Study in mice suggests that loud noise affects brain development in very young
Thursday, April 17th 2003, 12:00 am
By: News On 6
WASHINGTON (AP) _ The high noise of modern life may affect speech and language development in the very young, according to a study that found the auditory parts of the brains of young mice are slower to organize properly in the presence of continuous sounds.
Researchers at the University of California, San Francisco, reared a group of rats in an environment of continuous background noise and found that their brain circuits that receive and interpret sound did not develop at the same rate as animals that were raised in a quieter environment.
Edward F. Chang and Michael Merzenich, co-authors of the study appearing in the journal Science, said that the continuous noise delayed the organization of auditory neurons during a critical two- to three-week period after the rat pups were born.

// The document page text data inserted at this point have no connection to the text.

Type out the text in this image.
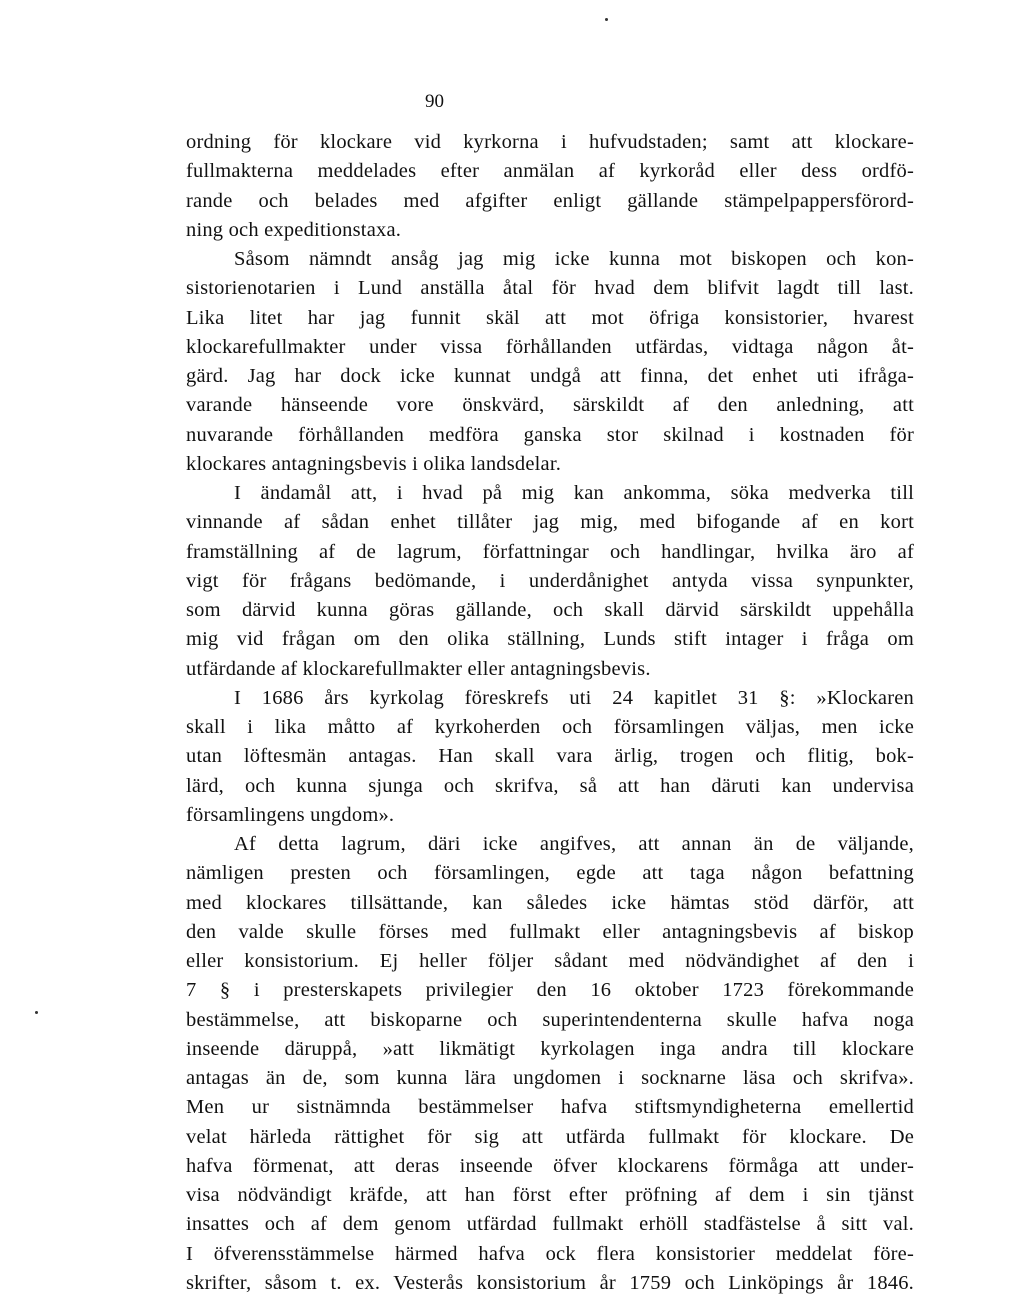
90
ordning för klockare vid kyrkorna i hufvudstaden; samt att klockare-
fullmakterna meddelades efter anmälan af kyrkoråd eller dess ordfö-
rande och belades med afgifter enligt gällande stämpelpappersförord-
ning och expeditionstaxa.
Såsom nämndt ansåg jag mig icke kunna mot biskopen och kon-
sistorienotarien i Lund anställa åtal för hvad dem blifvit lagdt till last.
Lika litet har jag funnit skäl att mot öfriga konsistorier, hvarest
klockarefullmakter under vissa förhållanden utfärdas, vidtaga någon åt-
gärd. Jag har dock icke kunnat undgå att finna, det enhet uti ifråga-
varande hänseende vore önskvärd, särskildt af den anledning, att
nuvarande förhållanden medföra ganska stor skilnad i kostnaden för
klockares antagningsbevis i olika landsdelar.
I ändamål att, i hvad på mig kan ankomma, söka medverka till
vinnande af sådan enhet tillåter jag mig, med bifogande af en kort
framställning af de lagrum, författningar och handlingar, hvilka äro af
vigt för frågans bedömande, i underdånighet antyda vissa synpunkter,
som därvid kunna göras gällande, och skall därvid särskildt uppehålla
mig vid frågan om den olika ställning, Lunds stift intager i fråga om
utfärdande af klockarefullmakter eller antagningsbevis.
I 1686 års kyrkolag föreskrefs uti 24 kapitlet 31 §: »Klockaren
skall i lika måtto af kyrkoherden och församlingen väljas, men icke
utan löftesmän antagas. Han skall vara ärlig, trogen och flitig, bok-
lärd, och kunna sjunga och skrifva, så att han däruti kan undervisa
församlingens ungdom».
Af detta lagrum, däri icke angifves, att annan än de väljande,
nämligen presten och församlingen, egde att taga någon befattning
med klockares tillsättande, kan således icke hämtas stöd därför, att
den valde skulle förses med fullmakt eller antagningsbevis af biskop
eller konsistorium. Ej heller följer sådant med nödvändighet af den i
7 § i presterskapets privilegier den 16 oktober 1723 förekommande
bestämmelse, att biskoparne och superintendenterna skulle hafva noga
inseende däruppå, »att likmätigt kyrkolagen inga andra till klockare
antagas än de, som kunna lära ungdomen i socknarne läsa och skrifva».
Men ur sistnämnda bestämmelser hafva stiftsmyndigheterna emellertid
velat härleda rättighet för sig att utfärda fullmakt för klockare. De
hafva förmenat, att deras inseende öfver klockarens förmåga att under-
visa nödvändigt kräfde, att han först efter pröfning af dem i sin tjänst
insattes och af dem genom utfärdad fullmakt erhöll stadfästelse å sitt val.
I öfverensstämmelse härmed hafva ock flera konsistorier meddelat före-
skrifter, såsom t. ex. Vesterås konsistorium år 1759 och Linköpings år 1846.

For rats not exposed to the noise, the auditory cortex neurons during this period gathered into a smaller area and began developing a selective response to sounds.
But for the noise-exposed rats, this organization was slowed, causing a delay in the development of the ability to discriminate specific sound tones. The researchers said it took three or four times longer for the rats raised in a noisy environment to reach the basic benchmarks of auditory development seen in the rat pups not exposed to noises.
Although the rat is not a perfect model for what happens in humans, the authors note, the study does suggest that high levels of noise might possibly affect some language learning in infants.
``These findings suggest that environmental noise, which is commonly present in contemporary child-rearing environments, can potentially contribute to auditory and language-related development delays,'' the authors write in Science.
The authors noted that although the brain development was delayed in rats exposed to the noise, their brains did eventually mature normally.